Examinado tão rapidamente o conteúdo desta epistola é assustador de
como ela é tão pouco valorizada em sua integralidade e pregada exaustivamente
nos púlpitos contemporâneos. Este silêncio é profundamente revelador. Como se
não se levantar essas questões hoje, significa que estas problemáticas não
existam. É muito provável que a pujança de Igreja tem perdido sua força,
justamente porque não tem tratado as suas próprias problemáticas.
Fontes de informação de Paulo
O apostolo Paulo nunca trabalhou. Se ele estava ausente por um
tempo longo, como sabia os detalhes acima referido. Ele recebeu relatos de
diferentes fontes.
·
Paulo
tinha uma boa rede de colaboradores - Timóteo, Tito, Silas e Lucas - que percorriam
as igrejas estabelecidas e traziam notícias delas.
·
Uma
família - a casa de Cloé (1 Co 1.11), procurou Paulo e lhe informou sobre
várias desta questões que estavam permeando a igreja de Corinto.
·
Até
mesmo uma possível delegação da igreja, composta por Estéfanas, Fortunato e
Acaico (1 Co 16.17), estiveram com Paulo relatando-lhe os ocorridos após a
ausência do apostolo.
Com fortes indícios, porém sem comprovação histórica, Paulo indica
que já havia escrito uma carta anterior (agora perdida) e talvez feito uma
visita breve à cidade. E pessoalmente ele enviou Timóteo (1 Co 4.17; 16.10) e, posteriormente
Tito, seus colaboradores próximos, em diferentes momentos. Tudo isso demostra o
cuidado pastoral constante do apóstolo com a comunidade de Corinto.

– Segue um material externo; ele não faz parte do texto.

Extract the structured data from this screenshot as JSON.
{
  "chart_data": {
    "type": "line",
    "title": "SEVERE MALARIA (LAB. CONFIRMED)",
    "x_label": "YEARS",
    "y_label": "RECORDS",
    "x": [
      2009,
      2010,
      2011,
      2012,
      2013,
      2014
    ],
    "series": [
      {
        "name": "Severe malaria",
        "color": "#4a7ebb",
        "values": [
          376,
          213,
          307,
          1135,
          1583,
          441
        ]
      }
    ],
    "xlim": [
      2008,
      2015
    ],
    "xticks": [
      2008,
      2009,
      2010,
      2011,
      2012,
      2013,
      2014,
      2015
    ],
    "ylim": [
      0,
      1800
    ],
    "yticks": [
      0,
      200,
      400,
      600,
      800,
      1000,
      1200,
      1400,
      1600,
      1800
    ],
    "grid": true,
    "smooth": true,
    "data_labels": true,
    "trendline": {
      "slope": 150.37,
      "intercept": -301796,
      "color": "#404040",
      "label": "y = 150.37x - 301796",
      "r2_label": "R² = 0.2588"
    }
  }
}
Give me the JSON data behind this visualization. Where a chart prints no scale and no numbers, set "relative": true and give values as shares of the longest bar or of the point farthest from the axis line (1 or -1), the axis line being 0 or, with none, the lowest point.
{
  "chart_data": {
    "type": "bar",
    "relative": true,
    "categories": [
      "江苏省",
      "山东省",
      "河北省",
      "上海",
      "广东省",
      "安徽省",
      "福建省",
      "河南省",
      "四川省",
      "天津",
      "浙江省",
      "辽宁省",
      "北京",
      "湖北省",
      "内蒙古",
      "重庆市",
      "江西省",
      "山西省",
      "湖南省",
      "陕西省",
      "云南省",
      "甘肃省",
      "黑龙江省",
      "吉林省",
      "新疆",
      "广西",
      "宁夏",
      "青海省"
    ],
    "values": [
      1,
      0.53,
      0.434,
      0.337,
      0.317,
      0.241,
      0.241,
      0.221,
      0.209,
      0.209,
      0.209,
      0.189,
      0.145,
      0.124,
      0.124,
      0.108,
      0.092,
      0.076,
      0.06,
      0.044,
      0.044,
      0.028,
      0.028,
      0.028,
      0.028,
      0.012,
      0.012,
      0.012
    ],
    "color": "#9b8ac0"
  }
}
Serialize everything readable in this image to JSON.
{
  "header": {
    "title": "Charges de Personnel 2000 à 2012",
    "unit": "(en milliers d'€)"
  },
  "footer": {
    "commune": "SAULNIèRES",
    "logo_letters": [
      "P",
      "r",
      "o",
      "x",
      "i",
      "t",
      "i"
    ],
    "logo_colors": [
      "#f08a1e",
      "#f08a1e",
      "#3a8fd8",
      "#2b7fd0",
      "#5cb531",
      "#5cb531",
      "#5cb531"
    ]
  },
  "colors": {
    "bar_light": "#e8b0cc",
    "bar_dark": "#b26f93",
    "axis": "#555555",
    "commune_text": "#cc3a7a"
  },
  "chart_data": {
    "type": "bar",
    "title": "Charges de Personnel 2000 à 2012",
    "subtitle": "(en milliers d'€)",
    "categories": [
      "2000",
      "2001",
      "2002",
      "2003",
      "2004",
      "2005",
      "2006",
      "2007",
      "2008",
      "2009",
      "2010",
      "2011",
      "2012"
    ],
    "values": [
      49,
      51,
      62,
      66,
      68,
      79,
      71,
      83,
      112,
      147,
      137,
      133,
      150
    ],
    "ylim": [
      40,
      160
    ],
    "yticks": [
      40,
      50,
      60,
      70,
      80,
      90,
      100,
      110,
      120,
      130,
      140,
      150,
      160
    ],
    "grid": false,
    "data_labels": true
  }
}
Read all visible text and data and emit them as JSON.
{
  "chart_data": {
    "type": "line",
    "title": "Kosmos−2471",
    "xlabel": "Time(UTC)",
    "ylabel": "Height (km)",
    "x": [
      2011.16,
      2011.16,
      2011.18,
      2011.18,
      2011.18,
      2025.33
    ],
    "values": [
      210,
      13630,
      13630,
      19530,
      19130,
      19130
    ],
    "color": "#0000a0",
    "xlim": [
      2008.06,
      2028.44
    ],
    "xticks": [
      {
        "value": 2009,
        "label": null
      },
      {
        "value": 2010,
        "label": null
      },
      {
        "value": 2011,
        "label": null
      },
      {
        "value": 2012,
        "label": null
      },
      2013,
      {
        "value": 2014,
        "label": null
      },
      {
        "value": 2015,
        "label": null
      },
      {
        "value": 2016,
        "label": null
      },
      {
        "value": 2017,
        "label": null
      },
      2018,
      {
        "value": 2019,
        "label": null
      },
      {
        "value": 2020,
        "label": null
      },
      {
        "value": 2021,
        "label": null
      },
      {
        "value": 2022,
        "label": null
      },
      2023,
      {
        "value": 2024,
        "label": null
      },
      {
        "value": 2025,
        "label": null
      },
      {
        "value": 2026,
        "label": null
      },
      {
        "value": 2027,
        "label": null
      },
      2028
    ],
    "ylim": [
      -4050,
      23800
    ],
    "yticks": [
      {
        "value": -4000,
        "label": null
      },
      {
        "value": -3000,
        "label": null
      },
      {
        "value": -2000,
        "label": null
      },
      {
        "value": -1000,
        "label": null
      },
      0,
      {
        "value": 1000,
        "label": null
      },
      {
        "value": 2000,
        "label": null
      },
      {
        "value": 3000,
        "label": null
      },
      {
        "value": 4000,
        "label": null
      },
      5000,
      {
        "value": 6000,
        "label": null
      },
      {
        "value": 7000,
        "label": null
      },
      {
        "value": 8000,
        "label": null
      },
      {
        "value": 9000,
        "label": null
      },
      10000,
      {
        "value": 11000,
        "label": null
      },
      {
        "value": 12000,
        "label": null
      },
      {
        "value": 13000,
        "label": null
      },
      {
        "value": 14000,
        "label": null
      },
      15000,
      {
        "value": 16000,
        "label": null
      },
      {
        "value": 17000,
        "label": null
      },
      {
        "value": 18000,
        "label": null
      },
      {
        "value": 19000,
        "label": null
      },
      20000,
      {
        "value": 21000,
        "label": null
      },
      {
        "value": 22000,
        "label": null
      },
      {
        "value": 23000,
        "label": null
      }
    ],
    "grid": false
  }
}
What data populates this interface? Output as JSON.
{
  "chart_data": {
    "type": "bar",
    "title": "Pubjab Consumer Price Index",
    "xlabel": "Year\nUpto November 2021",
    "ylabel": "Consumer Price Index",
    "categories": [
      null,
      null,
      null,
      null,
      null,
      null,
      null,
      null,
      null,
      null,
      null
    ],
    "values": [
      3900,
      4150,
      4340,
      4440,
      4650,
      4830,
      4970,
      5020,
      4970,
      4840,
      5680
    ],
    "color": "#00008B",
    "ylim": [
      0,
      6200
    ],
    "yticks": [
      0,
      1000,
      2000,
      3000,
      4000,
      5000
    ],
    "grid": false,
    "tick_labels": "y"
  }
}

Portanto, esta Primeira Carta aos Coríntios não é apenas um
documento histórico, mas um retrato vivo da luta da igreja cristã em meio a uma
sociedade complexa e corrompida. O apostolo deixa claro que o Evangelho não deve
sucumbir diante das pressões cotidianas e nem se amalgamar com as culturas ou
moralidade frouxa, liberal e lasciva da sociedade onde esteja inserida, mas deve
ser um agente de transformação de vidas independente do contexto.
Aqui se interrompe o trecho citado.